Seems the blanched => frozen => thawed ==> patted dry leaves are quite edible by the baby worms, have been keeping very well in the worm tub (only starting to feel dry after 4 days, and no sign of mould).... I think blanched then frozen mulberry leaves are a success based on how things are going, certainly a good option for hatching and raising silkworms in the off-season.

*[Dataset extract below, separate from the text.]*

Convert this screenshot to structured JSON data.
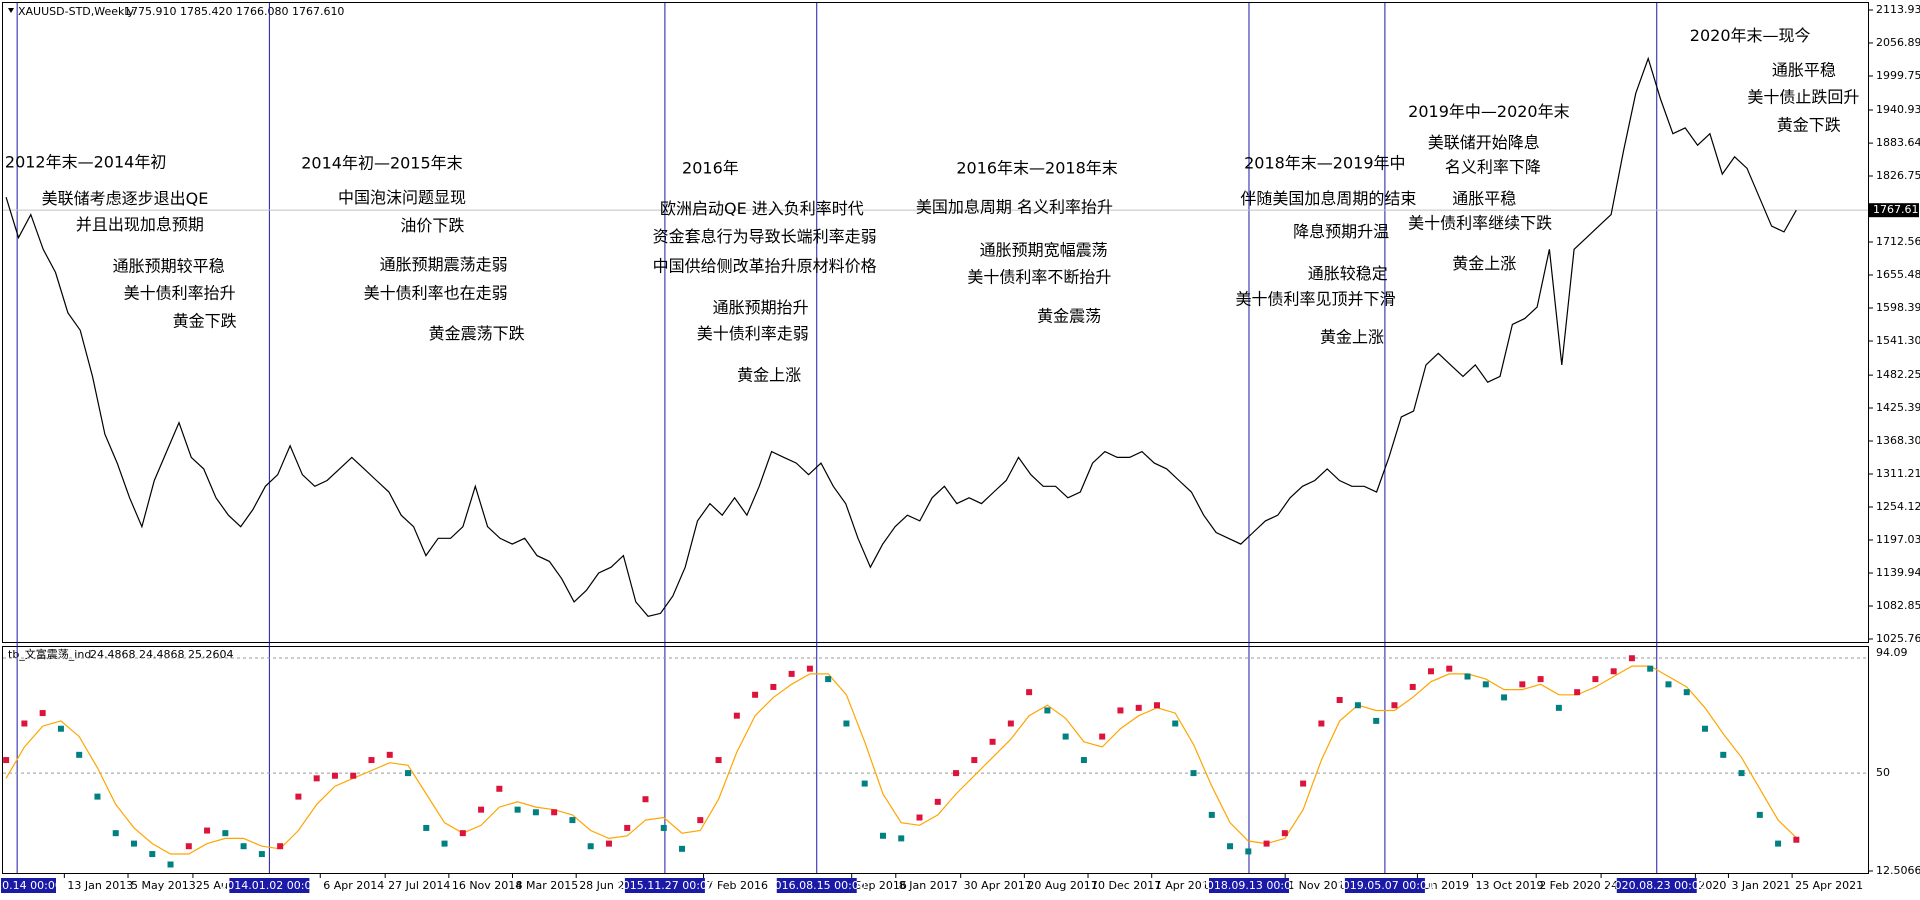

I suppose my next experiment will be blanching my Xcess silkworms as I'll never be able use to all the worms I've got as feeders for my small family of lizards.


----------



## Stuart (Jun 30, 2016)

Good info, cheers for sharing.


----------



## Micksreps (Jul 1, 2016)

Id be more them happy to take a few hundred from you to ease your burden


----------



## kingofnobbys (Jul 1, 2016)

Micksreps said:


> Id be more them happy to take a few hundred from you to ease your burden


 LOL 

it could come my offloading some as they get bigger...

- - - Updated - - -

Update : 

Starting to skeletonise the leaves now  

I've finally removed the first leaf after 6 days, dry but no sign of mould. Tried refreshing it with light mist and soak with water , then patted dry and softened up nicely , so back in at one end of the tub .... will see if the worms like the refreshed blanched leaf.


----------



## kingofnobbys (Jul 4, 2016)

so far so good, removed that 1st leaf , now partly eaten and very crispy today, still no sign of any white or yellow mould - a good sign , and worms are still alive ....


----------